Height Capital Markets, Ed Groshans

CCAR results "were very strong, in our view, with a few notable exceptions." JPMorgan Chase, American Express, Keycorp, and M&T Bank "appear to have submitted aggressive capital return plans that needed to be adjusted downward based on the Federal Reserve’s model. As expected, the Fed challenged Goldman Sachs’, Morgan Stanley’s, and State Street Corporation’s results."

Compass Point, Isaac Boltansky

"We were left with three policy-related takeaways from the release: (1) this test shows the value of the mulligan, with more successful mulligans than ever during this cycle; (2) this Federal Reserve showed leniency with one-time tax issues (Goldman, Morgan Stanley) and a counter-party concern (State Street), which we view as a more generous paradigm than could have been expected under previous Federal Reserve leadership; and (3) the banking system remains incredibly well capitalized, which will bolster calls for additional narrow tweaks to the stress testing regime."

Cowen, Jaret Seiberg

"CCAR was tough and the banks had more trouble with it than in recent years.
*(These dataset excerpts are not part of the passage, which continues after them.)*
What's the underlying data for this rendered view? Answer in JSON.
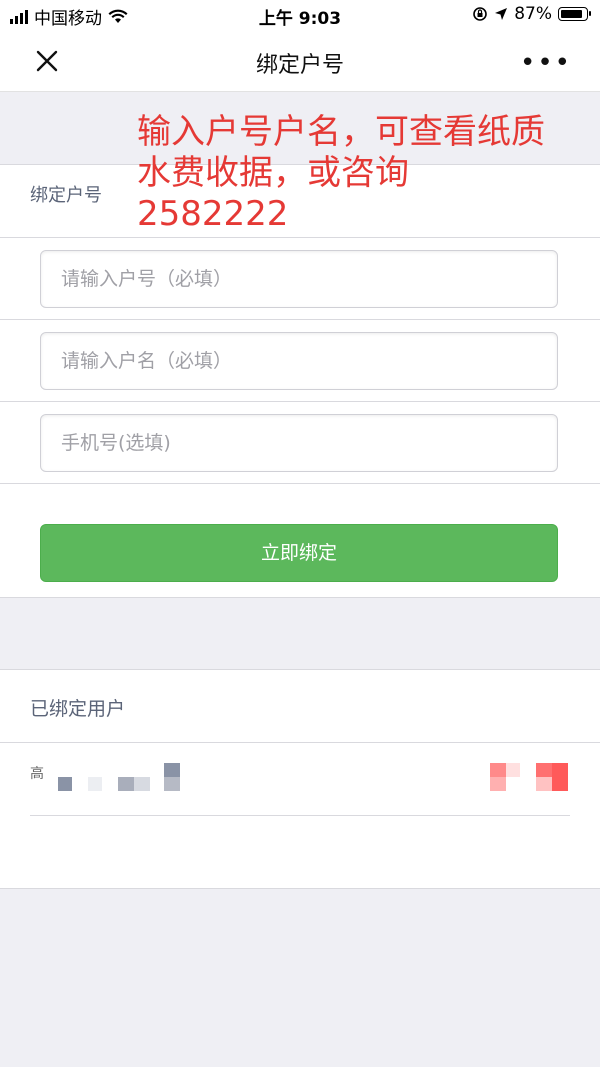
{
  "status_bar": {
    "carrier": "中国移动",
    "time": "上午 9:03",
    "battery_text": "87%"
  },
  "nav": {
    "title": "绑定户号",
    "close_icon": "close-icon",
    "more_icon": "more-icon"
  },
  "annotation": {
    "line1": "输入户号户名，可查看纸质",
    "line2": "水费收据，或咨询",
    "line3": "2582222",
    "color": "#e53935"
  },
  "form": {
    "header": "绑定户号",
    "account_placeholder": "请输入户号（必填）",
    "name_placeholder": "请输入户名（必填）",
    "phone_placeholder": "手机号(选填)",
    "submit_label": "立即绑定",
    "submit_color": "#5cb85c"
  },
  "bound": {
    "header": "已绑定用户",
    "users": [
      {
        "name": "高"
      }
    ]
  }
}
Yet the Federal Reserve was not so rigid as to punish banks for circumstances beyond their control such as the timing of when Congress enacted tax reform."

"This reinforces our broader view that the new team at the Federal Reserve will look for ways to reduce the burden on the banks, but they generally support the post-crisis regulatory regime and are more interested in common sense tweaks than wholesale repeal."

Susquehanna, Jack Micenko

"Despite the increases in payouts, we remain cautiously optimistic as the current valuation is fair and not attractive enough," Micenko said, commenting on regional banks.

Guggenheim, Jeff Cantwell

American Express (AXP.N) "appears to have been as aggressive as possible with this year’s buyback request." Raises price target to US$106 from US$104, reiterates neutral rating.